第14話 解けない雪は無い……

「ねぇ綾花〜、この後ショッピングモール行かな……」

「行かない、早く読みたい」

「えー、そんなー!」

「いいから、帰るよ」

「やだー!」


駄々をこねる風花。


「いいから! 帰るよ!」


必死に抗議する綾花。

これではまるでどっちが姉なのやら……


「ん、冷たっ……」

「わぁ! ねぇね! 見てよ! 雪!」

「ほんとだー! 綺麗だね!」


風花の横を冷たい風が吹き抜ける。


「うぅ、寒っ……」

「確かにー、もう冬やからねー」

「今日の綾花が冷たいからだよ……」

「まだ言ってるのかよ、しつこいなー」

「ま、まぁ……寒いし? ちょっとだけならショッピングモール行ってやっても良いけど?」

「ほんと? やったー!」


なんやかんやショッピングモールに向かう2人だった。


・ ・ ・


「ねぇ、綾花? あれ見て?」

「う、う、うぅ、うわぁ……うわぁ……」

(何そのリアクション、可愛いんだけど……)


困惑する綾花。
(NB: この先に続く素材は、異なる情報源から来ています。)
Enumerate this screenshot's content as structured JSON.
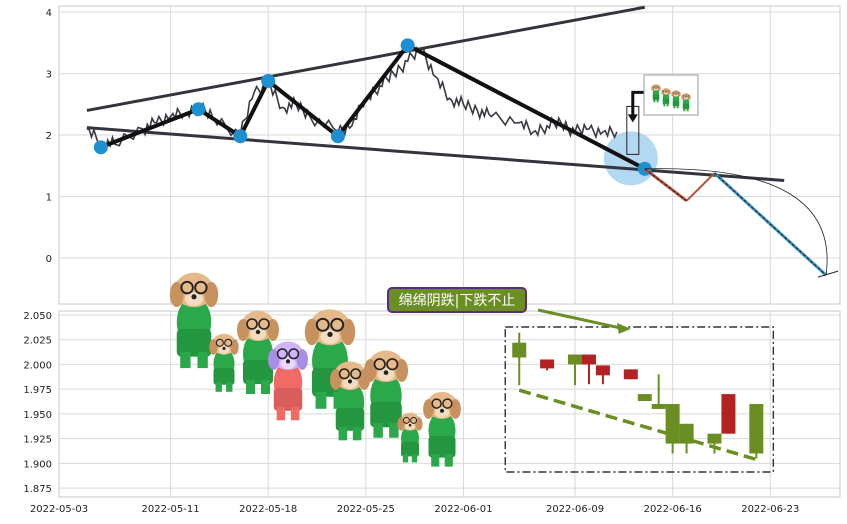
{
  "colors": {
    "grid": "#d9d9d9",
    "frame": "#c8c8c8",
    "price_line": "#3a3a44",
    "trend_line": "#33343c",
    "zigzag": "#111111",
    "pivot": "#1e8fd0",
    "highlight": "#9fd0ee",
    "up_candle": "#6b8e23",
    "down_candle": "#b22222",
    "dash_trend": "#6b8e23",
    "label_bg": "#6b8e23",
    "label_border": "#5a2d82",
    "label_text": "#ffffff",
    "proj_down": "#b5533a",
    "proj_fall": "#3b8fc0"
  },
  "chart_data": [
    {
      "type": "line",
      "panel": "top",
      "ylim": [
        -0.75,
        4.1
      ],
      "yticks": [
        "0",
        "1",
        "2",
        "3",
        "4"
      ],
      "xlim": [
        "2022-05-03",
        "2022-06-28"
      ],
      "price_series": {
        "x": [
          "2022-05-05",
          "2022-05-06",
          "2022-05-07",
          "2022-05-09",
          "2022-05-10",
          "2022-05-11",
          "2022-05-12",
          "2022-05-13",
          "2022-05-14",
          "2022-05-16",
          "2022-05-17",
          "2022-05-18",
          "2022-05-19",
          "2022-05-20",
          "2022-05-21",
          "2022-05-23",
          "2022-05-24",
          "2022-05-25",
          "2022-05-26",
          "2022-05-27",
          "2022-05-28",
          "2022-05-29",
          "2022-05-30",
          "2022-05-31",
          "2022-06-01",
          "2022-06-02",
          "2022-06-03",
          "2022-06-05",
          "2022-06-06",
          "2022-06-07",
          "2022-06-08",
          "2022-06-09",
          "2022-06-10",
          "2022-06-11",
          "2022-06-12"
        ],
        "y": [
          2.1,
          1.9,
          1.85,
          2.1,
          2.2,
          2.3,
          2.35,
          2.45,
          2.3,
          2.0,
          2.7,
          2.85,
          2.45,
          2.5,
          2.3,
          2.05,
          2.15,
          2.6,
          2.8,
          3.0,
          3.2,
          3.4,
          2.95,
          2.6,
          2.5,
          2.4,
          2.3,
          2.2,
          2.05,
          2.15,
          2.2,
          2.05,
          2.1,
          2.05,
          2.05
        ]
      },
      "zigzag": {
        "x": [
          "2022-05-06",
          "2022-05-13",
          "2022-05-16",
          "2022-05-18",
          "2022-05-23",
          "2022-05-28",
          "2022-06-14"
        ],
        "y": [
          1.8,
          2.42,
          1.98,
          2.88,
          1.98,
          3.46,
          1.45
        ]
      },
      "upper_trend": {
        "x": [
          "2022-05-05",
          "2022-06-14"
        ],
        "y": [
          2.4,
          4.08
        ]
      },
      "lower_trend": {
        "x": [
          "2022-05-05",
          "2022-06-24"
        ],
        "y": [
          2.12,
          1.26
        ]
      },
      "projection": {
        "x": [
          "2022-06-14",
          "2022-06-17",
          "2022-06-19",
          "2022-06-27"
        ],
        "y": [
          1.45,
          0.93,
          1.38,
          -0.28
        ]
      },
      "highlight": {
        "x": "2022-06-13",
        "y": 1.62
      }
    },
    {
      "type": "candlestick",
      "panel": "bottom",
      "ylim": [
        1.866,
        2.054
      ],
      "yticks": [
        "1.875",
        "1.900",
        "1.925",
        "1.950",
        "1.975",
        "2.000",
        "2.025",
        "2.050"
      ],
      "xticks": [
        "2022-05-03",
        "2022-05-11",
        "2022-05-18",
        "2022-05-25",
        "2022-06-01",
        "2022-06-09",
        "2022-06-16",
        "2022-06-23"
      ],
      "candles": [
        {
          "date": "2022-06-05",
          "open": 2.022,
          "close": 2.007,
          "high": 2.032,
          "low": 1.979,
          "dir": "up"
        },
        {
          "date": "2022-06-07",
          "open": 2.005,
          "close": 1.996,
          "high": 2.005,
          "low": 1.994,
          "dir": "down"
        },
        {
          "date": "2022-06-09",
          "open": 2.01,
          "close": 2.0,
          "high": 2.01,
          "low": 1.979,
          "dir": "up"
        },
        {
          "date": "2022-06-10",
          "open": 2.01,
          "close": 2.0,
          "high": 2.01,
          "low": 1.98,
          "dir": "down"
        },
        {
          "date": "2022-06-11",
          "open": 1.999,
          "close": 1.989,
          "high": 1.999,
          "low": 1.98,
          "dir": "down"
        },
        {
          "date": "2022-06-13",
          "open": 1.995,
          "close": 1.985,
          "high": 1.995,
          "low": 1.985,
          "dir": "down"
        },
        {
          "date": "2022-06-14",
          "open": 1.97,
          "close": 1.963,
          "high": 1.97,
          "low": 1.963,
          "dir": "up"
        },
        {
          "date": "2022-06-15",
          "open": 1.96,
          "close": 1.955,
          "high": 1.99,
          "low": 1.955,
          "dir": "up"
        },
        {
          "date": "2022-06-16",
          "open": 1.96,
          "close": 1.92,
          "high": 1.96,
          "low": 1.91,
          "dir": "up"
        },
        {
          "date": "2022-06-17",
          "open": 1.94,
          "close": 1.92,
          "high": 1.94,
          "low": 1.91,
          "dir": "up"
        },
        {
          "date": "2022-06-19",
          "open": 1.93,
          "close": 1.92,
          "high": 1.93,
          "low": 1.91,
          "dir": "up"
        },
        {
          "date": "2022-06-20",
          "open": 1.97,
          "close": 1.93,
          "high": 1.97,
          "low": 1.93,
          "dir": "down"
        },
        {
          "date": "2022-06-22",
          "open": 1.96,
          "close": 1.91,
          "high": 1.96,
          "low": 1.905,
          "dir": "up"
        }
      ],
      "dashed_trend": {
        "x": [
          "2022-06-05",
          "2022-06-22"
        ],
        "y": [
          1.974,
          1.904
        ]
      },
      "annotation": {
        "text": "绵绵阴跌|下跌不止",
        "arrow_to": {
          "x": "2022-06-13",
          "y": 2.046
        }
      }
    }
  ]
}
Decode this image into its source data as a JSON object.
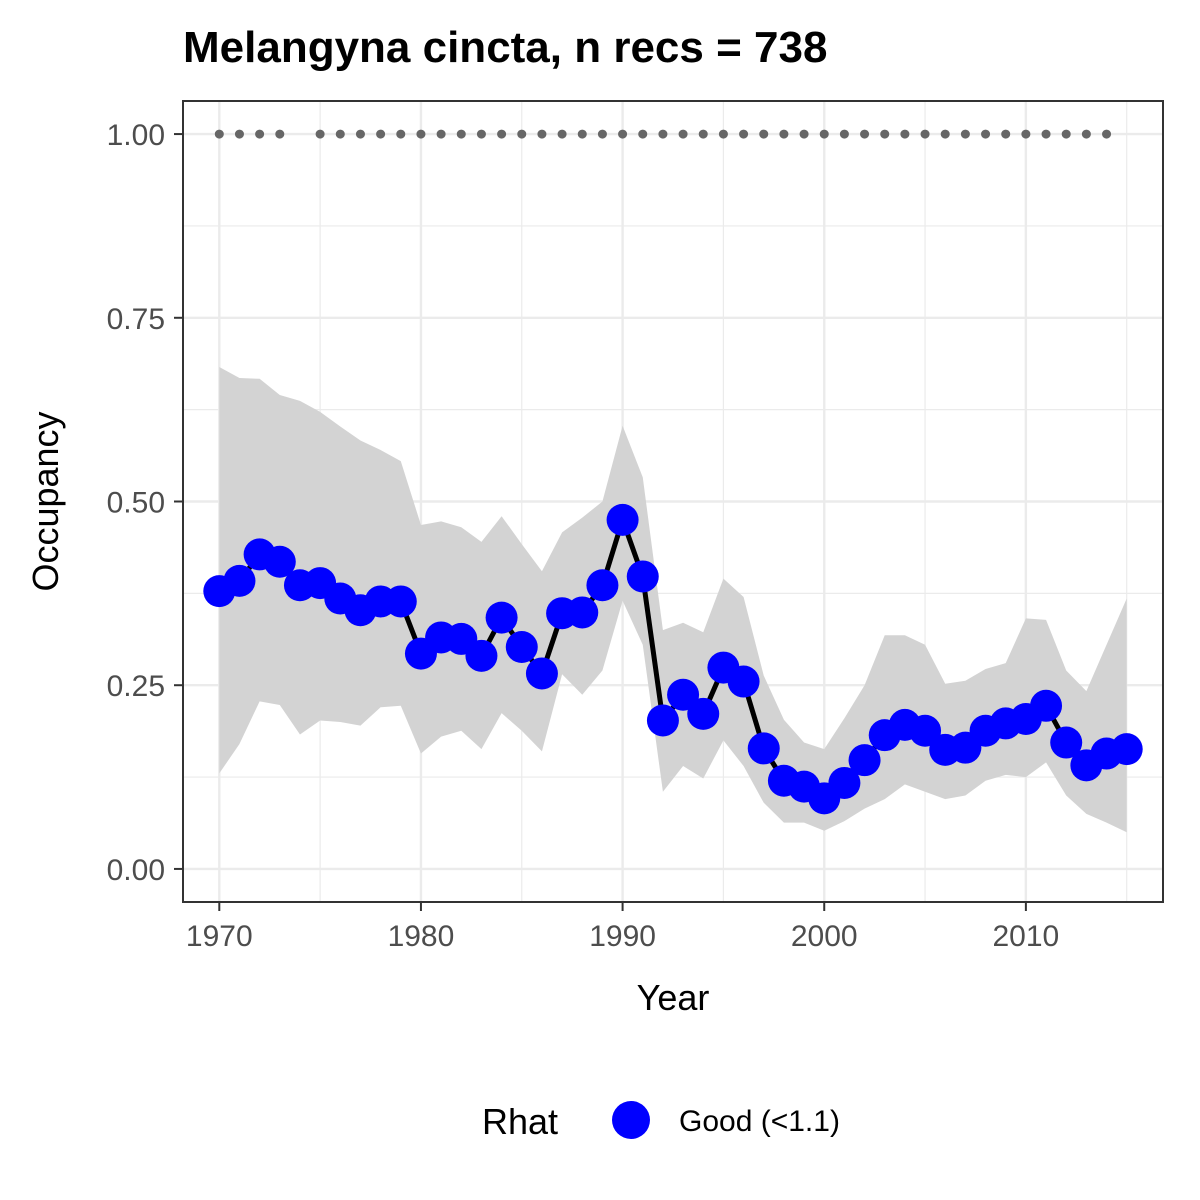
{
  "chart_data": {
    "type": "line",
    "title": "Melangyna cincta, n recs = 738",
    "xlabel": "Year",
    "ylabel": "Occupancy",
    "xlim": [
      1968.2,
      2016.8
    ],
    "ylim": [
      -0.045,
      1.045
    ],
    "x_ticks": [
      1970,
      1980,
      1990,
      2000,
      2010
    ],
    "x_tick_labels": [
      "1970",
      "1980",
      "1990",
      "2000",
      "2010"
    ],
    "y_ticks": [
      0,
      0.25,
      0.5,
      0.75,
      1.0
    ],
    "y_tick_labels": [
      "0.00",
      "0.25",
      "0.50",
      "0.75",
      "1.00"
    ],
    "grid": true,
    "legend": {
      "title": "Rhat",
      "placement": "bottom",
      "entries": [
        {
          "label": "Good (<1.1)",
          "color": "#0000ff"
        }
      ]
    },
    "colors": {
      "points": "#0000ff",
      "line": "#000000",
      "ribbon": "#d3d3d3",
      "data_dots": "#666666",
      "panel_border": "#333333",
      "grid": "#ebebeb"
    },
    "years_with_data": [
      1970,
      1971,
      1972,
      1973,
      1975,
      1976,
      1977,
      1978,
      1979,
      1980,
      1981,
      1982,
      1983,
      1984,
      1985,
      1986,
      1987,
      1988,
      1989,
      1990,
      1991,
      1992,
      1993,
      1994,
      1995,
      1996,
      1997,
      1998,
      1999,
      2000,
      2001,
      2002,
      2003,
      2004,
      2005,
      2006,
      2007,
      2008,
      2009,
      2010,
      2011,
      2012,
      2013,
      2014
    ],
    "series": [
      {
        "x": [
          1970,
          1971,
          1972,
          1973,
          1974,
          1975,
          1976,
          1977,
          1978,
          1979,
          1980,
          1981,
          1982,
          1983,
          1984,
          1985,
          1986,
          1987,
          1988,
          1989,
          1990,
          1991,
          1992,
          1993,
          1994,
          1995,
          1996,
          1997,
          1998,
          1999,
          2000,
          2001,
          2002,
          2003,
          2004,
          2005,
          2006,
          2007,
          2008,
          2009,
          2010,
          2011,
          2012,
          2013,
          2014,
          2015
        ],
        "values": [
          0.378,
          0.392,
          0.428,
          0.418,
          0.386,
          0.389,
          0.368,
          0.352,
          0.364,
          0.364,
          0.293,
          0.315,
          0.313,
          0.29,
          0.342,
          0.302,
          0.266,
          0.348,
          0.349,
          0.386,
          0.475,
          0.398,
          0.202,
          0.237,
          0.211,
          0.274,
          0.255,
          0.164,
          0.12,
          0.112,
          0.096,
          0.117,
          0.148,
          0.182,
          0.196,
          0.188,
          0.162,
          0.165,
          0.188,
          0.198,
          0.204,
          0.222,
          0.172,
          0.141,
          0.157,
          0.163
        ],
        "lower": [
          0.13,
          0.17,
          0.228,
          0.223,
          0.183,
          0.202,
          0.2,
          0.195,
          0.22,
          0.222,
          0.157,
          0.18,
          0.188,
          0.163,
          0.212,
          0.188,
          0.16,
          0.265,
          0.237,
          0.27,
          0.365,
          0.305,
          0.105,
          0.14,
          0.123,
          0.175,
          0.14,
          0.09,
          0.063,
          0.063,
          0.052,
          0.065,
          0.082,
          0.095,
          0.115,
          0.105,
          0.095,
          0.1,
          0.12,
          0.128,
          0.125,
          0.145,
          0.1,
          0.075,
          0.063,
          0.05
        ],
        "upper": [
          0.683,
          0.668,
          0.667,
          0.645,
          0.637,
          0.622,
          0.602,
          0.583,
          0.57,
          0.555,
          0.468,
          0.473,
          0.465,
          0.445,
          0.48,
          0.442,
          0.405,
          0.458,
          0.478,
          0.5,
          0.603,
          0.533,
          0.325,
          0.335,
          0.322,
          0.395,
          0.37,
          0.263,
          0.203,
          0.172,
          0.163,
          0.205,
          0.25,
          0.318,
          0.318,
          0.305,
          0.252,
          0.256,
          0.272,
          0.28,
          0.341,
          0.339,
          0.27,
          0.242,
          0.305,
          0.368
        ]
      }
    ]
  }
}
綾花が見たものは……


「何あのセーター……めっちゃ可愛いじゃん……」


ニットセーターだった。

純白の白が美しさを引き立てる……


「よね、買う?」

「うん、絶対買う」


セーターに一目惚れした2人は、値段を見る前にレジに向かっていた。


「こちら1点で1980円となります」

「え? 安すぎない?」

「いや……ねぇね、1980円は普通に……安いわ! ほんとに安いやつだ!」

「だよね、店員さん! すいませんもうちょっと待っててもらえる〜?」

「あっ、はい! 大丈夫ですよ!」

「ありがとー」


そうして走り去る風花。

その姿虎の如し。めちゃくちゃ速い。


い・っ・ぷ・ん・ご


「お待たせしましたー!」

「えっ……ねぇね……それ何……?」

「セーターだよ?」

「いや、見りゃ分かるけど……」


風花の手には大量のセーターが抱えられていた。

その数23着。

元々1着持ってきていたので計24着だ。


「これも買いまーす!」

「あっ、は、はい……では……お会計の方24点で47520円となります……」

「うん! 安いね!」

「いや! 高いから! 普通に高いよ!」

「そんなことないのー!」


金銭感覚がバグっている風花だった。

なんやかんやあってショッピングモールを出る2人。

外は少し雪が積もっていた。

風花が、まるで雪に溶け込むかのように白い手を差し伸べる。


「それじゃあ、帰ろっか?」

「うん!」


弾むようなステップでその手を取る綾花。

繋がれた手はとても温かかった。